O delegado responsável pelo caso, Eujecio Coutrim Lima Filho, explicou que o inquérito inicial foi concluído em 25 dias, mas um novo procedimento está em andamento para apurar possíveis mandantes do crime. Os celulares da vítima e do suspeito estão sendo analisados para ajudar na investigação. “O suspeito foi indiciado e está à disposição da justiça”, afirmou o delegado.
A audiência foi marcada por relatos emocionados de familiares e colegas de Zaqueu. Mais de 100 pessoas lotaram o Plenário da Câmara de Gameleiras, e muitos estavam na parte externa do prédio. A mãe de Zaqueu, Clarisse, a esposa, Gildete, e outros familiares estavam visivelmente abalados, buscando justiça pela morte do líder comunitário. Entre lágrimas, Clarisse e Gildete repetiam que o objetivo agora é “justiça”.

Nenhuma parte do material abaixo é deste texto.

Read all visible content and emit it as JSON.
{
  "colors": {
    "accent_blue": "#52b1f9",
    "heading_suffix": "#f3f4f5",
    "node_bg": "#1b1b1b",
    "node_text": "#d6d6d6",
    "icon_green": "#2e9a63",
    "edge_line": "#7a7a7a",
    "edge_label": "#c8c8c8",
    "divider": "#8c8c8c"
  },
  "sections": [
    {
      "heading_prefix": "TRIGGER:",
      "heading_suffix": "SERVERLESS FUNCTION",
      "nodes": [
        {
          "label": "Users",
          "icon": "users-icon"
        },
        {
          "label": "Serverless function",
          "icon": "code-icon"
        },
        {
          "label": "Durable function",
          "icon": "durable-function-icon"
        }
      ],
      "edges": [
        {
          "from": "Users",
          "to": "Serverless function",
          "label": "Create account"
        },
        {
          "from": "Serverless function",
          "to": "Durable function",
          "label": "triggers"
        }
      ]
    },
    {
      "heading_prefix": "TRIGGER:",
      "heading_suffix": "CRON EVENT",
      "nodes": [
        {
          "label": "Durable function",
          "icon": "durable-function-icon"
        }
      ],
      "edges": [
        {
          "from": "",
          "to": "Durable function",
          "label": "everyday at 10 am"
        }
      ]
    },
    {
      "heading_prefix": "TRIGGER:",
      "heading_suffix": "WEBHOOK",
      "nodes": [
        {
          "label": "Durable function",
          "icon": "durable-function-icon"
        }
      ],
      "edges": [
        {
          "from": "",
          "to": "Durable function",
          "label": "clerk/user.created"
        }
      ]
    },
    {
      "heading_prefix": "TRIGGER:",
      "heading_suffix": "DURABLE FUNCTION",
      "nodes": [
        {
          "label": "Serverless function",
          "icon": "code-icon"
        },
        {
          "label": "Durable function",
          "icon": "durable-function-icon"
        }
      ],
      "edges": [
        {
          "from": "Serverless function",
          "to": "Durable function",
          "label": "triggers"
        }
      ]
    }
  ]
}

O coordenador do Movimento dos Trabalhadores e Trabalhadoras Rurais Sem Terras (MST) no Norte de Minas, Samuel Costa, contou que as terras dos acampamentos liderados por Zaqueu estavam abandonadas há mais de 30 anos, sendo ocupadas pacificamente em 2021. Desde então, o agricultor foi alvo de várias ameaças. “Os latifundiários veem os avanços sociais como ameaça aos privilégios deles”, afirmou Costa, que também pediu o esclarecimento completo do assassinato e mencionou a suspeita de que o suspeito fosse um matador profissional contratado por fazendeiros.
A deputada Leninha também se manifestou sobre o caso, ressaltando que a morte de Zaqueu não é um fato isolado. Ela afirmou estar em contato com a promotoria, a segurança pública e o Instituto Nacional de Colonização e Reforma Agrária (Incra) para acelerar a regularização das terras e esclarecer a morte. “É inadmissível que uma pessoa seja silenciada”, disse.
Bella Gonçalves parabenizou a família de Zaqueu, que, apesar da dor do luto, continua a luta por justiça. “A opção de Zaqueu foi salvar a vida de muitas pessoas”, lembrou a deputada, que também sugeriu a criação de distritos regionais para proteger defensores de direitos humanos no campo.
Outros relatos de ameaças a comunidades rurais também foram trazidos à tona durante a audiência. Adair Pereira de Almeida, o Nenzão, morador do Vale das Cancelas, no município de Grão Mogol, e incluído no programa estadual de proteção, contou que sua comunidade vive sob constante medo de incêndios suspeitos e ameaças armadas. “Viemos pedir segurança e o apoio das Polícias Militar e Civil”, disse Nenzão.
Marinalva Mendes da Rocha, integrante da comunidade quilombola de Cabaceiras, em Itacarambi, denunciou a falta de regularização fundiária e a pressão para impedir o desenvolvimento local. A falta de segurança e de direitos para as comunidades rurais tem sido uma constante, como destacou a deputada Bella Gonçalves, que ainda colocou à disposição o canal da Comissão de Direitos Humanos da ALMG para receber denúncias de novas ameaças.
A audiência revelou, assim, o quadro de violência e intimidação enfrentado por muitas comunidades rurais no Norte de Minas, com a urgência de medidas para garantir segurança e justiça para aqueles que lutam pela terra e pelos seus direitos.